Timatollah

Thursday, July 04, 2002
 
Fact Checking the President: What the Founders Didn't Do

Most of the major news outlets are carrying something about President Bush's speech in Ripley, West Virginia, today. In the speech, Bush claimed, "The founders humbly sought the wisdom and the blessing of Divine Providence." While that's, in some sense, true, it's not absolutely true. Sometimes, The Founders choose not to engage in prayer when conducting their business.

According to H. W. Brands in his The First American: The Life and Times of Benjamin Franklin (Anchor, 2000), Benjamin Franklin proposed that every session of the 1787 Constitutional Convention begin with a prayer, and the convention rejected his proposal.

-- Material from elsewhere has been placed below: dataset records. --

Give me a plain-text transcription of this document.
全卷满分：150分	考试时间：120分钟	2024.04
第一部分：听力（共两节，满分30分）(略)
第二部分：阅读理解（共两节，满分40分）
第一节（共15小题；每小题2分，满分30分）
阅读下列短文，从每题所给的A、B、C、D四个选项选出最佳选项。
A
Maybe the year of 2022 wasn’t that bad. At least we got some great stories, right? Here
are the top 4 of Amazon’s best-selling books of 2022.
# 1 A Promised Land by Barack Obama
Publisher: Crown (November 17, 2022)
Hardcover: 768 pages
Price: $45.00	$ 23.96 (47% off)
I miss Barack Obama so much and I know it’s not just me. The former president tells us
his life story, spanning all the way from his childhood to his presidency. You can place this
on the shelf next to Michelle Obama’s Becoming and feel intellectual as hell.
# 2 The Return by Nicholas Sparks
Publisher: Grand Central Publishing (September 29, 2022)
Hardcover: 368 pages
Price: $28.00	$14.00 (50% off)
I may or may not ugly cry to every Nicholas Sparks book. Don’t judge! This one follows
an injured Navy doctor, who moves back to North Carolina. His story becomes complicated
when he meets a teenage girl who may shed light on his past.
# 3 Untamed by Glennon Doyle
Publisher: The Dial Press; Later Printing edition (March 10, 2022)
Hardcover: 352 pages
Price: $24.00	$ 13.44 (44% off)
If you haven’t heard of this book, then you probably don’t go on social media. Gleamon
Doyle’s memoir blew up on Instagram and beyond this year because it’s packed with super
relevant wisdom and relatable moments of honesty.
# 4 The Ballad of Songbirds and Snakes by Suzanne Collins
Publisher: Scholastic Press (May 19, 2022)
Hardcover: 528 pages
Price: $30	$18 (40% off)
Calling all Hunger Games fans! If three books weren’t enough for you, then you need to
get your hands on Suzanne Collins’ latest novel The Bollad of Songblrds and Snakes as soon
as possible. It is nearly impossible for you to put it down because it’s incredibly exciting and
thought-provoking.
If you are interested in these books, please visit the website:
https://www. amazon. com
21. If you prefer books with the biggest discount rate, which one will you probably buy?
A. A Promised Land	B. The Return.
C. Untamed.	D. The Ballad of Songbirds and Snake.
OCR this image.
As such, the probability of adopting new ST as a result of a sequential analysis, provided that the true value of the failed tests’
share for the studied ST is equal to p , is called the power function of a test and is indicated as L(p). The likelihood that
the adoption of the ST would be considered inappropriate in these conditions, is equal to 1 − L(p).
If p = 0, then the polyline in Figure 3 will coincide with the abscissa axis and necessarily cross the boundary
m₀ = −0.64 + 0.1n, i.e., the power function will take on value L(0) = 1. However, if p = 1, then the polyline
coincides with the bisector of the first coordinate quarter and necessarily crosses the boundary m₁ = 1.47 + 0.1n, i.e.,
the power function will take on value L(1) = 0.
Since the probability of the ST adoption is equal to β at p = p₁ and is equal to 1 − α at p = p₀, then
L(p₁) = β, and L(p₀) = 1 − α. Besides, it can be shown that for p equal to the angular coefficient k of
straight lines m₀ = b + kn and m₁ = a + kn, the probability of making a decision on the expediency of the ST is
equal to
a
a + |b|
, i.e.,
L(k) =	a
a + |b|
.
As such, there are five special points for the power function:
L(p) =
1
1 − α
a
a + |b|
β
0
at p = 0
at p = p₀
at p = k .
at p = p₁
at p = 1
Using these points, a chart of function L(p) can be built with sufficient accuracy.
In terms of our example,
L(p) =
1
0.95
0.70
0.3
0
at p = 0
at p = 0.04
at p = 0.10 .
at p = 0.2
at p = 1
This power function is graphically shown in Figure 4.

Another Franklin proposal received equally short shrift. A month into the convention the body had made frustratingly little progress. Franklin noted that the delegates had searched history for guidance and looked to the govenments of other countries. "How has it happened, sir, that we have not hitherto once thought of humbly applying to the Father of Lights to illuminate our understandings?" At the onset of the troubles with Britain, the Continental Congress, meeting in this very room, had daily requested divine help in finding its way. "Our prayers were heard, sir, and they were graciously answered. All of us who were engaged in the struggle must have observed the frequent instances of a superintending Providence in our favour." Without Heaven's help the delgates would not be where they were, attempting what they were attempting. "Have we now forgotten that powerful Friend? Or do we imagine we no longer need its assistance?" Franklin remarked that he had lived a long time. "And the longer I live the more convincing proofs I see of this truth, that God governs in the affairs of men [emphasis in Brands]. And if a sparrow cannot fall to the ground without his notice, is it probable that an empire can rise without his aid?" The sacred texts declared that "except the Lord build the house, they labour in vain that build it." Franklin said, "I firmly believe this." Without heavenly aid, the delgates would build no better projects than the builders of Babel, divided by petty, partial interests. "Our projects will be confounded, and we ourselves shall become a reproach and a bye-word down to future ages." Humanity might well despair of establishing governments by reason, and leave it to war and conquest. Accordingly, Franklin moved to start each session with a prayer and to secure the services of one or more of the clergy of Philadelphia for the purpose.

[...]

His argument failed. After Hugh Williamson of North Carolina pointed out that the convention lacked funds to pay a chaplain, Edmund Randolph offered an amendment to Franklin's motion. Randolph suggested hiring a preacher to give a sermon on Independence Day, less than a week off, and thereafter to open the sessions with a prayer.

Franklin accepted the amendment, but the delgates put off discussion by recessing for the day, and the proposition died. Franklin remarked with some wonder, at the bottom of the written copy of his speech, "The convention, except three or four persons, thought prayers unnecessary!" [Brands, pg. 678]

Perhaps President Bush is referring to the Continental Congress's meetings as Franklin did above, not to the Constitutional Convention. Even then, the historical fact, which no amount of wishing and hoping can change, is that the record is mixed at best regarding prayer by The Founders. And at the time of the drafting of the document by which we conduct our political lives, the Constitution, the choice was not to pray each and every day.